Factors Influencing Iron Dialyzability and Uptake in In Vitro Models
The availability or iron from a meal is influenced by numerous factors. This thesis deals with three of them: organic acids, plant proteins (pea and soy), and transit time through the stomach and small intestine. These factors were studied by employing an in vitro dynamic gastrointestinal model and a human epithelial cell line (Caco-2) to estimate iron availability.

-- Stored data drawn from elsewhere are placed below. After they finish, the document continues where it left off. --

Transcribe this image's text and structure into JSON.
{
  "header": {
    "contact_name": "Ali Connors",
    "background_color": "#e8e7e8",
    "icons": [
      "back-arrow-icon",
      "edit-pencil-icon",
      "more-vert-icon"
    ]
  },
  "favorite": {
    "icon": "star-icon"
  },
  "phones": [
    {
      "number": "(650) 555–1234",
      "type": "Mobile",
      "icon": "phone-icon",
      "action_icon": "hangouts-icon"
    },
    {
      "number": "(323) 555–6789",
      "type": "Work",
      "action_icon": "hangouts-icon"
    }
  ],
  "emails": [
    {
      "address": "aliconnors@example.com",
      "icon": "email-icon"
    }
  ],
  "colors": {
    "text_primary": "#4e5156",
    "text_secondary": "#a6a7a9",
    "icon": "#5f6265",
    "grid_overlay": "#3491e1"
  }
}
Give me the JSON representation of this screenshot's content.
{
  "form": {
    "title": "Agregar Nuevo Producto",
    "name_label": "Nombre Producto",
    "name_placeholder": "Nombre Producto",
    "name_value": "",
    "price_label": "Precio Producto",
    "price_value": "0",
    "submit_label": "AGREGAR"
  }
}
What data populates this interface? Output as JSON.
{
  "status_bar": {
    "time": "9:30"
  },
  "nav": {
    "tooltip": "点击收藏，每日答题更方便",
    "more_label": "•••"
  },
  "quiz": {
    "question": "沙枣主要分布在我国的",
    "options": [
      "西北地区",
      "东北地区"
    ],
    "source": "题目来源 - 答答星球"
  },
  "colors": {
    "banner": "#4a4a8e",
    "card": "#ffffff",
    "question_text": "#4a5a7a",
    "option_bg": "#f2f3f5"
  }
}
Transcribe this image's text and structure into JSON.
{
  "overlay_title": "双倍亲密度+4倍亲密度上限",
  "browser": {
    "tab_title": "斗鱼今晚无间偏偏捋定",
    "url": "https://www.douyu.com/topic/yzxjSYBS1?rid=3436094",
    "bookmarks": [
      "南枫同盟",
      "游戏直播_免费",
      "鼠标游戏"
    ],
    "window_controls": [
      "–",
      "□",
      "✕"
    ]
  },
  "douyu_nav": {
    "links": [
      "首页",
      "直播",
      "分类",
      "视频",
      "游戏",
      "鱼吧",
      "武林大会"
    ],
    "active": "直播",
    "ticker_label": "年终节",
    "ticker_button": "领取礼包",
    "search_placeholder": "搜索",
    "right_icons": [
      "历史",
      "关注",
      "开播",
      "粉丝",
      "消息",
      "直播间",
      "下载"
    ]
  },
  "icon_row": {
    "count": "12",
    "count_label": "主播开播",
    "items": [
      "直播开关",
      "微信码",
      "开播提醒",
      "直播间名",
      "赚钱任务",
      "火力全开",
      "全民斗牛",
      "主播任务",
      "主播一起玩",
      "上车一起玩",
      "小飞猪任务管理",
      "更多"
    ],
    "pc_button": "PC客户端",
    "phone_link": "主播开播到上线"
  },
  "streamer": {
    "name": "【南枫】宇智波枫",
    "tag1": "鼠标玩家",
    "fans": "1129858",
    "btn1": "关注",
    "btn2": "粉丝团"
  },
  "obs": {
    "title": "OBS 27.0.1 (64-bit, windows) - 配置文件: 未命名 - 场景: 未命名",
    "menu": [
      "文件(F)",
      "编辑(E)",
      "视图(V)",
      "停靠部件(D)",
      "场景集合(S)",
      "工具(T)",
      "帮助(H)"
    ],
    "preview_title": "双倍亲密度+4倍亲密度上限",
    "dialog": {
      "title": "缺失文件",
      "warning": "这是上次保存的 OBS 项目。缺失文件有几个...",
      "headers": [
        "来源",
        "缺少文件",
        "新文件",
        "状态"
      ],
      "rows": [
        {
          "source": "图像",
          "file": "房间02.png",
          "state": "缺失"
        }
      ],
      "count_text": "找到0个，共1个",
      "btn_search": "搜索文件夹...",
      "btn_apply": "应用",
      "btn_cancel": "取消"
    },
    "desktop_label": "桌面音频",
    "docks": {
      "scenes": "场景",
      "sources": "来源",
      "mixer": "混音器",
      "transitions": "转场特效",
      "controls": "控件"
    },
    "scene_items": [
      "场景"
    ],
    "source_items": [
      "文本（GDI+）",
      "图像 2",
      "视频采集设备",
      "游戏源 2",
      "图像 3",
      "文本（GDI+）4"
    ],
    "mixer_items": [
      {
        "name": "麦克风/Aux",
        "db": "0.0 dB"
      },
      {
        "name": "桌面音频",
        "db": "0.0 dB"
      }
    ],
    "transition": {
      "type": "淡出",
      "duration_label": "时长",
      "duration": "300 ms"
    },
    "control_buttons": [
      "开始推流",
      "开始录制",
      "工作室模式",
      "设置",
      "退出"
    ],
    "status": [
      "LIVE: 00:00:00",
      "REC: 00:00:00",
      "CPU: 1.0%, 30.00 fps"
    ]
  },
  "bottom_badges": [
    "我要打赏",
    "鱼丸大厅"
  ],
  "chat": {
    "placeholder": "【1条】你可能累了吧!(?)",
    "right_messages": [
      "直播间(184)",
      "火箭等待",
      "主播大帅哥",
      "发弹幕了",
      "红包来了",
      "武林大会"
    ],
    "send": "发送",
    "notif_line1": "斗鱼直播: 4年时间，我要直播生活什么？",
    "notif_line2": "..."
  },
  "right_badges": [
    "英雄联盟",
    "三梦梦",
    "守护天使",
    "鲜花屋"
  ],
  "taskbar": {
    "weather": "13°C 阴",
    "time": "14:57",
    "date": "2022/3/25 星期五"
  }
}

When organic acids were applied directly on the differentiated Caco-2 cells, a distinct relationship was observed between the chemical structure of the organic acid and its influence on ferric and ferrous iron uptake. The effect of the acids could be explained in two ways: a decrease in the pH of the solution and the formation of complexes with iron ions. For ferrous iron, the observed positive influence by organic acids on iron absorption was entirely related to the change in pH, while for ferric iron, an additional effect by the presence of the anion was shown. The combination that offered the greatest enhancement of iron uptake was with ferric iron and tartaric acid, although these had an inhibitory effect on iron absorption. Results from experiments in which an in vitro digestion step preceded the Caco-2 cell uptake assay confirmed the enhancing effect of tartaric acid on iron absorption, and the inhibitory effect of citric acid.
The influence of transit time through the stomach and small intestine was investigated in the in vitro gastrointestinal model with three different meals consisting of lactic-fermented vegetables with white or wholemeal bread and sourdough-fermented wholemeal rye bread. In two of the meals the amount of dialyzable iron increased with prolonged transit time. For the third meal, with vegetables and wholemeal bread, the level of dialyzable iron was too low to distinguish any differences between the transit times. Additional experiments in which dialysates were applied on the Caco-2 cells showed that the iron uptake by the epithelial cells improved with prolonged transit time.
Phytate-free isolates of pea and soy proteins were studied in the in vitro digestion/Caco-2 cell model. The results showed a higher iron uptake in the pea protein isolate than in the soy protein isolate, suggesting a difference between the protein sources per se.